February 14, 2006 in Nation/World

Senators haggle over tax bill

The Spokesman-Review

Senators argued Monday over the Bush administration’s tax cuts for investors while sending a $70 billion tax bill into final negotiations.

Although the bill makes no mention of tax cuts for capital gains and dividends, Democrats lined up motions to attack the tax reductions and Republicans rushed to defend them.

The bill would cut taxes $70 billion over five years, mostly extending tax breaks scheduled to expire before the end of the decade.

The centerpiece of the House bill would preserve tax cuts for capital gains and dividends for two years after their scheduled disappearance at the end of 2008. The biggest feature of the Senate bill would prevent millions of families from owing the alternative minimum tax this year.


Rove on Abramoff: Just acquaintance

Three former associates of Jack Abramoff said Monday that the now-disgraced lobbyist frequently told them during his lobbying work he had strong ties to the White House through presidential confidant Karl Rove.

The White House said Monday that Rove remembers meeting Abramoff at a 1990s political meeting and considered the lobbyist a “casual acquaintance” since President Bush took office in 2001.

New questions have arisen about Abramoff’s ties to the White House since a photo emerged over the weekend showing Abramoff with Bush. Also surfacing were the contents of an e-mail from Abramoff to Washingtonian magazine claiming he had met briefly with the president nearly a dozen times.

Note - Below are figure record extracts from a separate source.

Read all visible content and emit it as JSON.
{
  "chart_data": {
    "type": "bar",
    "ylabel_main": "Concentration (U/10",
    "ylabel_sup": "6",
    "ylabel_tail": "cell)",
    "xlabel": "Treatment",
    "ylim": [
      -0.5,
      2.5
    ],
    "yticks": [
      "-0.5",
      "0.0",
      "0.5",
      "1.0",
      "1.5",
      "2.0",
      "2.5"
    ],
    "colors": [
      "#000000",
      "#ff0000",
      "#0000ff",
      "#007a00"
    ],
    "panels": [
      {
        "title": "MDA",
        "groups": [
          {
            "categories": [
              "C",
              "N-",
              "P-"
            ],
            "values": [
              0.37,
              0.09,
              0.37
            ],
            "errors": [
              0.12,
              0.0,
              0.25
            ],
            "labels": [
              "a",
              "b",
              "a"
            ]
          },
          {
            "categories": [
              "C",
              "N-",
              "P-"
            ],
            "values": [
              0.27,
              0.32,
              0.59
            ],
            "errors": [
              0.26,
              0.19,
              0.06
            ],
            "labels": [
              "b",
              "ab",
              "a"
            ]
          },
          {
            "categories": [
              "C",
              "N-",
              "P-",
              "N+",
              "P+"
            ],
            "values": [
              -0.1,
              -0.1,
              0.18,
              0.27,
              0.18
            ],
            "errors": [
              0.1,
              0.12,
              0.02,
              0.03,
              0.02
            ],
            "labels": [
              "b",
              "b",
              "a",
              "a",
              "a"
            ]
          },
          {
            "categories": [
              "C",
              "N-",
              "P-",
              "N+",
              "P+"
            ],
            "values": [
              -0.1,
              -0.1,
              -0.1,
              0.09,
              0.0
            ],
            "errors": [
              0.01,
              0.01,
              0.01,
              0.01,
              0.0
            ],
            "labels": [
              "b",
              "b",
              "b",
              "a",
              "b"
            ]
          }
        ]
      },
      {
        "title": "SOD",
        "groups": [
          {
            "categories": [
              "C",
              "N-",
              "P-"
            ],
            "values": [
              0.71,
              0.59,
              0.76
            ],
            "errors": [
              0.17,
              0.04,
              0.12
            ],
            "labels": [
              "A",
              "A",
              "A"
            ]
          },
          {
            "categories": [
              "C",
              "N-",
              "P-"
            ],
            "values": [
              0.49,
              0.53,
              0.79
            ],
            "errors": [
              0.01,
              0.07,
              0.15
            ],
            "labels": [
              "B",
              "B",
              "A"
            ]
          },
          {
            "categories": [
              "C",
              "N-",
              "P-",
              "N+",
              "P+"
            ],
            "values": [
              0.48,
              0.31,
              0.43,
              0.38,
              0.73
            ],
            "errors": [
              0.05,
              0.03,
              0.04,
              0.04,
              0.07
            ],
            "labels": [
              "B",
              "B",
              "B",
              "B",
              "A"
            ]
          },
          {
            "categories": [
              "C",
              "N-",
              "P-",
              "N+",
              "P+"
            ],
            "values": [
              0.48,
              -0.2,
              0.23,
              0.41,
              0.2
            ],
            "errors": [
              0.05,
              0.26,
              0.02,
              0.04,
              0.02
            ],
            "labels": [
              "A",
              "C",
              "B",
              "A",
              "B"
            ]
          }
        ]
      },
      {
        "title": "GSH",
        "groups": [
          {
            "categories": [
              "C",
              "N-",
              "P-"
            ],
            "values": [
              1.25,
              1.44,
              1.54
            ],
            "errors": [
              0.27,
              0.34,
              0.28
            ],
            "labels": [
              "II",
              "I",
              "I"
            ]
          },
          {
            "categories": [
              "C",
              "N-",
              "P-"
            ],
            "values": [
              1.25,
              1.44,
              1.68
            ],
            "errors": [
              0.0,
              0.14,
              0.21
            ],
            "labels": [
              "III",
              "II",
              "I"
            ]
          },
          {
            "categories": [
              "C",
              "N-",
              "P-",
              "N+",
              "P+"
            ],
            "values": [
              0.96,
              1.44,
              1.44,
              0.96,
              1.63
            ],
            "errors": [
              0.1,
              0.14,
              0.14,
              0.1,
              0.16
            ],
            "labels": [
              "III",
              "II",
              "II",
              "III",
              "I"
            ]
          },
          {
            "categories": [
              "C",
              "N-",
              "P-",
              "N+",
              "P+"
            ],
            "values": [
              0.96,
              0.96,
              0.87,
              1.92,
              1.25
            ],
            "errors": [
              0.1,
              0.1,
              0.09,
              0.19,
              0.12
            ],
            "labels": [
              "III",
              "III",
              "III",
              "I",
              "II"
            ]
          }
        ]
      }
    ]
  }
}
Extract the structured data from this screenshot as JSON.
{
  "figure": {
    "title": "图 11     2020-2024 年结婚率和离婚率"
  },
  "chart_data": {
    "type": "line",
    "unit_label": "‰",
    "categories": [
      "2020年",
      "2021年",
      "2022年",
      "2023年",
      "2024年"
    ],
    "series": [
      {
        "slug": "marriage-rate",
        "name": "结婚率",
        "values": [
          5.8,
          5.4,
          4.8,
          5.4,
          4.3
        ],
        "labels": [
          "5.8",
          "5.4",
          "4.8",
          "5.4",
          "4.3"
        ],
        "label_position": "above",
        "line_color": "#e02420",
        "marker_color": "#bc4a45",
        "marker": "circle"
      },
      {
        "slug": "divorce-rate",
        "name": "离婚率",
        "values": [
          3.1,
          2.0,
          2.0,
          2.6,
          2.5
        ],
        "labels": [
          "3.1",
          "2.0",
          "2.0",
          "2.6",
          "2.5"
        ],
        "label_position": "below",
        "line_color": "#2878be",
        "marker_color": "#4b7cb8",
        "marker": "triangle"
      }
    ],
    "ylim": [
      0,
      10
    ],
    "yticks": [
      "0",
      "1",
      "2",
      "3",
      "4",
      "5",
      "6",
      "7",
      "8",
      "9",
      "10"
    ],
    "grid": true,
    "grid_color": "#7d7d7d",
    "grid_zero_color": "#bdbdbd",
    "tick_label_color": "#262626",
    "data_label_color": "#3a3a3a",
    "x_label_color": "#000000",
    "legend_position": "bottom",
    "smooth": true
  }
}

Three former business associates of Abramoff, who worked with the lobbyist in various roles between 2001 and 2004, told the Associated Press on condition of anonymity that Abramoff routinely mentioned Rove when talking about his influence inside the White House.

New York

Northeast digs out from winter blast

Drivers shoveled out their cars, marooned travelers waited impatiently for trains and planes to get back to full service, and utility crews struggled to restore power Monday after a record-breaking weekend snowstorm across the Northeast.

Hundreds of schools canceled classes from West Virginia to Massachusetts, but youngsters did not get a holiday in New York City, where subways continued running and major streets had been plowed despite a record 26.9-inch snowfall.

Airlines worked to catch up after canceling hundreds of weekend flights at major airports from Washington to Boston, stranding travelers across the country.

All three major New York-area airports – Kennedy, LaGuardia and Newark – had reopened with limited service by Monday morning.